Every event is sealed into a SHA-256 hash chain the moment the incident is rendered, which makes any later tampering evident. A badge by the incident ID shows the chain's status. This is covered in depth on Timeline integrity.
Incident status
Use the Status dropdown to move the incident through its lifecycle: Open → Contained → Eradicated → Recovered → Closed. Setting it to Closed records a closed-at timestamp. Each change is logged to the timeline. The "what-changed" law feed only flags incidents that are not Closed.
Tabletop runner
Test your plan before a real incident. The Tabletop tab offers six scenarios:
| Scenario |
|---|
| Ransomware at a Multi-State Clinic |
| BEC Wire Fraud at a Defense Subcontractor |
| Lost Laptop on a Train |
| Departing Employee Exfiltrates Records |
| SaaS Vendor (Business Associate) Breach |
| Public Cloud Storage Misconfiguration |
- Open a scenario to read its context and objectives.
- Click Release next inject to reveal each timed inject and its decision prompt.
- For each inject, check the rubric items the team satisfied. The running score updates.
- When all injects are released, click Download AAR (Markdown) for an after-action report with the score, per-criterion results, gaps found, and recommended action items.

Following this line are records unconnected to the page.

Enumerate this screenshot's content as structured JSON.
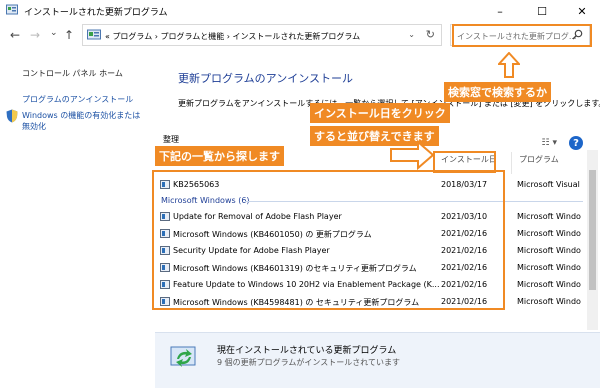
{
  "window": {
    "title": "インストールされた更新プログラム",
    "minimize": "–",
    "maximize": "☐",
    "close": "✕"
  },
  "nav": {
    "back": "←",
    "forward": "→",
    "dropdown": "⌄",
    "up": "↑",
    "address": "«  プログラム  ›  プログラムと機能  ›  インストールされた更新プログラム",
    "address_chevron": "⌄",
    "refresh": "↻",
    "search_placeholder": "インストールされた更新プログ..."
  },
  "left_pane": {
    "home_link": "コントロール パネル ホーム",
    "uninstall_link": "プログラムのアンインストール",
    "features_link_1": "Windows の機能の有効化または",
    "features_link_2": "無効化"
  },
  "main": {
    "title": "更新プログラムのアンインストール",
    "description": "更新プログラムをアンインストールするには、一覧から選択して [アンインストール] または [変更] をクリックします。",
    "organize_label": "整理",
    "view_icon": "☷ ▾",
    "help": "?"
  },
  "list": {
    "headers": {
      "date": "インストール日",
      "program": "プログラム"
    },
    "top_rows": [
      {
        "name": "KB2565063",
        "date": "2018/03/17",
        "program": "Microsoft Visual"
      }
    ],
    "group_label": "Microsoft Windows (6)",
    "rows": [
      {
        "name": "Update for Removal of Adobe Flash Player",
        "date": "2021/03/10",
        "program": "Microsoft Windo"
      },
      {
        "name": "Microsoft Windows (KB4601050) の 更新プログラム",
        "date": "2021/02/16",
        "program": "Microsoft Windo"
      },
      {
        "name": "Security Update for Adobe Flash Player",
        "date": "2021/02/16",
        "program": "Microsoft Windo"
      },
      {
        "name": "Microsoft Windows (KB4601319) のセキュリティ更新プログラム",
        "date": "2021/02/16",
        "program": "Microsoft Windo"
      },
      {
        "name": "Feature Update to Windows 10 20H2 via Enablement Package (K...",
        "date": "2021/02/16",
        "program": "Microsoft Windo"
      },
      {
        "name": "Microsoft Windows (KB4598481) の セキュリティ更新プログラム",
        "date": "2021/02/16",
        "program": "Microsoft Windo"
      }
    ]
  },
  "details": {
    "title": "現在インストールされている更新プログラム",
    "subtitle": "9 個の更新プログラムがインストールされています"
  },
  "annotations": {
    "search_note": "検索窓で検索するか",
    "date_note_1": "インストール日をクリック",
    "date_note_2": "すると並び替えできます",
    "list_note": "下記の一覧から探します",
    "color": "#f08a24"
  }
}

- Use Reset exercise to run it again from scratch.
Exports (PIR, auditor bundle)
From an open incident you can export durable copies:
| Button | Output | Contains |
|---|---|---|
| PIR | Post-Incident Report (Markdown, .md) | Header (IDs, severity, status, dates, commander), impact (totals, by-state, data types, flags), roles, the full obligation set with filed/outstanding status and citations, the append-only timeline, the comms log, the evidence hash index, and tasks. |
| Auditor bundle | Auditor / cyber-insurance pack (JSON) | A machine-readable export of the incident, the computed obligations with status, the timeline, tasks, comms, the timeline-integrity result, the evidence hash index, plus the dataset version and disclaimer. |
Two more exports live elsewhere: the deadline calendar (.ics) is exported from the Notification Engine, and notification letters (.txt / print-to-PDF) from the Letters tab.